The advanced battery consortium will work to develop advanced technologies that decarbonize transportation and support research and development that address the needs of EV manufacturers and battery suppliers by interacting with key stakeholders, including universities, national laboratories, and manufacturers that supply critical materials and components to the battery industry.
In addition, DOE also announced $46.5 million for 30 projects in 16 states and Washington, D.C. to boost electric vehicle (EV) charging performance, resiliency, and reliability; support equitable access to clean transportation solutions; and grow the clean energy workforce.
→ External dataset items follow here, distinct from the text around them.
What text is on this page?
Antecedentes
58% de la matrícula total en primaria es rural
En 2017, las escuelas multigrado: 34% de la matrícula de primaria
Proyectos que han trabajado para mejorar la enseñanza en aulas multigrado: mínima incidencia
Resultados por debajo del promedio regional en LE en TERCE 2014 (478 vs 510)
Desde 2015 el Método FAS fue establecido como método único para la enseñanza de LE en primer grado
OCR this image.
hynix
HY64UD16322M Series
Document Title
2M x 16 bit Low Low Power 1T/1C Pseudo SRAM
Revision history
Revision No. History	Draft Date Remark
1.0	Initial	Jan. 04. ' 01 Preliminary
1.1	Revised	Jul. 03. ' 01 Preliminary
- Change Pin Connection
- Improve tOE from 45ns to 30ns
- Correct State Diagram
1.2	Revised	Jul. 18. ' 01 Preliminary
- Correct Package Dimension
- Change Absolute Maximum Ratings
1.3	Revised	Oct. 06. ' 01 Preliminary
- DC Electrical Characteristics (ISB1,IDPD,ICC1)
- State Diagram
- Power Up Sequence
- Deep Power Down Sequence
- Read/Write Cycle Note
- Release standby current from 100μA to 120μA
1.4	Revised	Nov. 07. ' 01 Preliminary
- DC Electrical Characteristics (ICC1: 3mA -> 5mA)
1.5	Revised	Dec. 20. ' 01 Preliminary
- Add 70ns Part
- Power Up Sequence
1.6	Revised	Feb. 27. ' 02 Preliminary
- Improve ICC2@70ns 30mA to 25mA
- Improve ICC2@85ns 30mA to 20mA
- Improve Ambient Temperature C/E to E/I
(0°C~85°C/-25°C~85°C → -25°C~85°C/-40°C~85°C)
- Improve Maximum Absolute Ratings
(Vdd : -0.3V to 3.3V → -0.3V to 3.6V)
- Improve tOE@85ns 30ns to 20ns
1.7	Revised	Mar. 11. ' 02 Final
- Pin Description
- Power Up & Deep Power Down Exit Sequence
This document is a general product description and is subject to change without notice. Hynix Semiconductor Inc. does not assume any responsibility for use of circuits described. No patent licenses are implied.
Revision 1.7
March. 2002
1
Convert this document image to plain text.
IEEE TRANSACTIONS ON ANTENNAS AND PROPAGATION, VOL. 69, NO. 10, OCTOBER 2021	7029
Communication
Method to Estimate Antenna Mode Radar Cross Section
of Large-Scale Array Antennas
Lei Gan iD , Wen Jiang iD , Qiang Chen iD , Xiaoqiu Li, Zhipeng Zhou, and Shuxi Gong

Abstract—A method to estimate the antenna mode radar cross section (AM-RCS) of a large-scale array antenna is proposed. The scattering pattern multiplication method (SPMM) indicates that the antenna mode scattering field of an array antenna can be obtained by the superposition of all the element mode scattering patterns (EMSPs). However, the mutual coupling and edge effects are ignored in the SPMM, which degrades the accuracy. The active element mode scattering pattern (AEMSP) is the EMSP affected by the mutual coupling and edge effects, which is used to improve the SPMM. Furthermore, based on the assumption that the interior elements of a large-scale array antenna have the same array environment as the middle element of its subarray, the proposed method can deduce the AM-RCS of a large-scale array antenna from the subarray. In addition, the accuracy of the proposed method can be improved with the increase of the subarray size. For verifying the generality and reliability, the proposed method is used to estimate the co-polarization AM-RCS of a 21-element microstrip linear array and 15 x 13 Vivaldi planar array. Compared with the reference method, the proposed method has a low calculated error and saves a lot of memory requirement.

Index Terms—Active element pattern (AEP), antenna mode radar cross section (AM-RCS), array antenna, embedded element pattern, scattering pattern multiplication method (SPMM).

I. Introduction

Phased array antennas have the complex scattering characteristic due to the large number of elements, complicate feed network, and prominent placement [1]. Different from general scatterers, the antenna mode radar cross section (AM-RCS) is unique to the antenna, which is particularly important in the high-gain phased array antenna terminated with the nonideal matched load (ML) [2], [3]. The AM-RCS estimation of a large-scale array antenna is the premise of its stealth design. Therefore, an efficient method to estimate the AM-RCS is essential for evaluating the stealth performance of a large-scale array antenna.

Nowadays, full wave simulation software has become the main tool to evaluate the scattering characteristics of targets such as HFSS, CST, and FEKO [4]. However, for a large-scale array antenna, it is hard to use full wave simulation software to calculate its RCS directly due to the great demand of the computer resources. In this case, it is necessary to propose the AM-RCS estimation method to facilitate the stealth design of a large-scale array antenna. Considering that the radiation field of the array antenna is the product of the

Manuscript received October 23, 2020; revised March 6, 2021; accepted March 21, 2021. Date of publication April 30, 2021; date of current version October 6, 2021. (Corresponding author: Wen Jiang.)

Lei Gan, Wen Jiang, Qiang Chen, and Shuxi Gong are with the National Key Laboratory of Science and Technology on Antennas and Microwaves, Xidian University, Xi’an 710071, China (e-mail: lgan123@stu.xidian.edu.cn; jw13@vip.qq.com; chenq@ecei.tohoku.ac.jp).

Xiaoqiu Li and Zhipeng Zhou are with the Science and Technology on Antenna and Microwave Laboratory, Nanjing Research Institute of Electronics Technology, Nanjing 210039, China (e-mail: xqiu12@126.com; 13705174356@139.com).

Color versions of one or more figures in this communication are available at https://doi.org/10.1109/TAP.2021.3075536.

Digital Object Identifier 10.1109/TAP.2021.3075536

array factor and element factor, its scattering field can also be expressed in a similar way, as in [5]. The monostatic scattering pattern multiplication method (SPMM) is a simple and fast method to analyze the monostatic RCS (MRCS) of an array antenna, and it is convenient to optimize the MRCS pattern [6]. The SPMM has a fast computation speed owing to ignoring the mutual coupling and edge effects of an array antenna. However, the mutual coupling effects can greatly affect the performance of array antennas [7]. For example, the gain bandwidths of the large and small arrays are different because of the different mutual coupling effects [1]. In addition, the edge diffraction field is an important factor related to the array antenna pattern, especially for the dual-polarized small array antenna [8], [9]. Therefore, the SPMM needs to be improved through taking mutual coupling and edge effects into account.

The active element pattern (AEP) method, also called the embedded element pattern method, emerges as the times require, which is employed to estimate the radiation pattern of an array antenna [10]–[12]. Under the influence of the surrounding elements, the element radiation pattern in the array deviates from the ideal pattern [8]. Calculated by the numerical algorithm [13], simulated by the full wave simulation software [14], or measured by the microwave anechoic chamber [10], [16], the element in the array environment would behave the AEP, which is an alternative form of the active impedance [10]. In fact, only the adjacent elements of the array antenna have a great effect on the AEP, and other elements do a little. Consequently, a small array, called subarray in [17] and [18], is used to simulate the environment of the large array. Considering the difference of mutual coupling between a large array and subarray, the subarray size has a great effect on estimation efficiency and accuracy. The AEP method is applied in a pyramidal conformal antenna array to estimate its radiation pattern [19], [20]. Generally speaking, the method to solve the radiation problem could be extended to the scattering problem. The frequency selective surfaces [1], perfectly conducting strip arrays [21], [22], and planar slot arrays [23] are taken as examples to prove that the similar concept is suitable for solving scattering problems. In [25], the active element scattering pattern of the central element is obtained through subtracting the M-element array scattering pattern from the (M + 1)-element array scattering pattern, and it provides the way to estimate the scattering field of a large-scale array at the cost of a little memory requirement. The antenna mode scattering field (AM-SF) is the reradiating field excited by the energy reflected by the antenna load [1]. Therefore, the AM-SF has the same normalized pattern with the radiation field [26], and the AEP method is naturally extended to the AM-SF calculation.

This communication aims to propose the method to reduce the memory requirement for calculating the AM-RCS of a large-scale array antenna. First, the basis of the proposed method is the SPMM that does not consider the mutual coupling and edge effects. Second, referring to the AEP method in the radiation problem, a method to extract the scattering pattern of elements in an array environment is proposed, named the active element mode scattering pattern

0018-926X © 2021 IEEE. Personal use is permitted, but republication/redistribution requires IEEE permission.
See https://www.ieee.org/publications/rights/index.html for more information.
The number of EVs on America’s roads has more than quadrupled since Biden took office and these investments will be a crucial part of the Administration’s goal of building a national network of 500,000 public EV charging ports by 2030 and reaching net-zero emissions by 2050.
The projects support clean transit and school bus deployment, enhance charger resiliency to hurricanes and wildfires, and accelerate workforce development pre-apprenticeship programs, extending the benefits of clean transportation and access to charging and effective workforce development to communities across the country, including throughout rural, urban, and tribal areas. Several projects make use of complementary funding from other federal programs, creating a multiplier effect to ensure community success.